Deprived areas of Derry and Strabane Council area have some of the highest premature death rates in the UK, new research has shown.
In the poorer parts of DCSDC area, there were 445 avoidable deaths per 100,000 between 2012 and 2016. This was the second highest rate of avoidable deaths in the UK, behind Belfast at 517 per 100,000.
Figures show that across the UK the mortality rate from avoidable causes is more than three times higher in deprived areas than in the most affluent.
Avoidable deaths is a death under the age of 75 from causes that are considered avoidable in the presence of ‘timely and effective healthcare’ or ‘public health interventions’.
Included in the list are deaths from health conditions deemed preventable or treatable such as heart disease, some cancers, respiratory diseases and type 2 diabetes, accidental or self-inflicted injuries, infections and drug use disorders.
A spokesperson for the Department of Health said: “Reducing inequalities in health is a huge challenge which requires sustained collaboration across government departments and agencies, local government, the community and voluntary sector, businesses and with communities themselves to address the factors which impact on health and wellbeing, both locally and regionally.

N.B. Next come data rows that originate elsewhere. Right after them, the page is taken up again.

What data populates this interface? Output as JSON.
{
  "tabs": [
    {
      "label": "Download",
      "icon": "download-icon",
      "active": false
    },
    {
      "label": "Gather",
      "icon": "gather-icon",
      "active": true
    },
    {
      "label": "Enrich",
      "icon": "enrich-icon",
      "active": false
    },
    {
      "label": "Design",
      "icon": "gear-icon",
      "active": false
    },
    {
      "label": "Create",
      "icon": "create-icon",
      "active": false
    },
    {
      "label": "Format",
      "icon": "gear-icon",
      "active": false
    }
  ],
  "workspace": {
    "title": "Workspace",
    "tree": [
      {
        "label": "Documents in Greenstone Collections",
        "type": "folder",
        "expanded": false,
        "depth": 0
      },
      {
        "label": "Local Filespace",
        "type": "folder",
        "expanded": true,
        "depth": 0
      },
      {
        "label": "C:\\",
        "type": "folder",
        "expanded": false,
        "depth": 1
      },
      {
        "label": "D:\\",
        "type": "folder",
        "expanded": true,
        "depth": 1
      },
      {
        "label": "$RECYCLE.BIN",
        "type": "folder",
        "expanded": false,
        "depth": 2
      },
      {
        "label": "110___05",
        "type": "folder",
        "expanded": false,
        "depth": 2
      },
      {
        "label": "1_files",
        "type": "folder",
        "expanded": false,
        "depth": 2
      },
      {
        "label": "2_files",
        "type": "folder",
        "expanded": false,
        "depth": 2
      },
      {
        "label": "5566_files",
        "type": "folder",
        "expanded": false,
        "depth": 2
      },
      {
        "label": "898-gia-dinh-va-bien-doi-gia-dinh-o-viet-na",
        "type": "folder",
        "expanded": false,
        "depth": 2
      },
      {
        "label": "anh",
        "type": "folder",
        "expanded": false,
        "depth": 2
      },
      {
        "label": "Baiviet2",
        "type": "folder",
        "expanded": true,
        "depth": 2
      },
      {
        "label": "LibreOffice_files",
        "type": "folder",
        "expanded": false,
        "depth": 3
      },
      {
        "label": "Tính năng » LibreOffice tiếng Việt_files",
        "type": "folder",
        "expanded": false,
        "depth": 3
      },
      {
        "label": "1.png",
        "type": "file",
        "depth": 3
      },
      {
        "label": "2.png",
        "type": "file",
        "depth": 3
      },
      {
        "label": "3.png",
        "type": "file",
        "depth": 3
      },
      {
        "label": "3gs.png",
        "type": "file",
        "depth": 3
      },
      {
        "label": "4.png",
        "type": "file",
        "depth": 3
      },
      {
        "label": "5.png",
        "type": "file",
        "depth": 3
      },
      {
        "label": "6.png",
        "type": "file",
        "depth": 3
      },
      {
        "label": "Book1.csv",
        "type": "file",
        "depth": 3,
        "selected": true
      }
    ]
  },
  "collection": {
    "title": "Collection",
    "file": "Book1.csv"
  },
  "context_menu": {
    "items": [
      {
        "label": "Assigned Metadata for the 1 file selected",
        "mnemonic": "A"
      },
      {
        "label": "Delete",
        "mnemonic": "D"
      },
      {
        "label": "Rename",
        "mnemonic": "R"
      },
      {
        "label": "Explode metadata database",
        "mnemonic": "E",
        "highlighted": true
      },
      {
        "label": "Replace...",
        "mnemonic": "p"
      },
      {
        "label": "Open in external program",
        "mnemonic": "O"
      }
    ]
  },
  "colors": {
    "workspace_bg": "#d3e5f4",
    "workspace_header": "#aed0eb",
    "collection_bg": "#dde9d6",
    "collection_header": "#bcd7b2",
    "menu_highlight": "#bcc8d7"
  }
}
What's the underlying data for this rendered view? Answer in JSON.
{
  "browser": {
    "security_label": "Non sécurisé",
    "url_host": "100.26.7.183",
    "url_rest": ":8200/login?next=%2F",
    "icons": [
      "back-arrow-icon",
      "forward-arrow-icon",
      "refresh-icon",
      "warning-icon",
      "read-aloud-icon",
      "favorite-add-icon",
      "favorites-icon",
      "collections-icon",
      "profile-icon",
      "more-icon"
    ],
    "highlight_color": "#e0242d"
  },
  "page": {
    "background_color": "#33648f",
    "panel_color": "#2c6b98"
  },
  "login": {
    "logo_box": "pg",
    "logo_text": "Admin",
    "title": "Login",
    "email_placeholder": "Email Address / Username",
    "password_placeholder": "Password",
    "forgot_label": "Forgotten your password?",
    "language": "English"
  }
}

“Departments are working together on a range of issues, including mitigating the impacts of poverty, offering parenting and family support and tackling alcohol and drug misuse.”
Local Sinn Fein Councillor and health spokesperson, Patricia Logue, said there needs to be a ‘united, concerted approach to tackle health inequalities.’
“This analysis is yet further evidence of the existence of significant health inequalities within our society with a higher proportion of avoidable deaths for those living in deprived areas.
“It is not acceptable that where you live can affect how long you live.”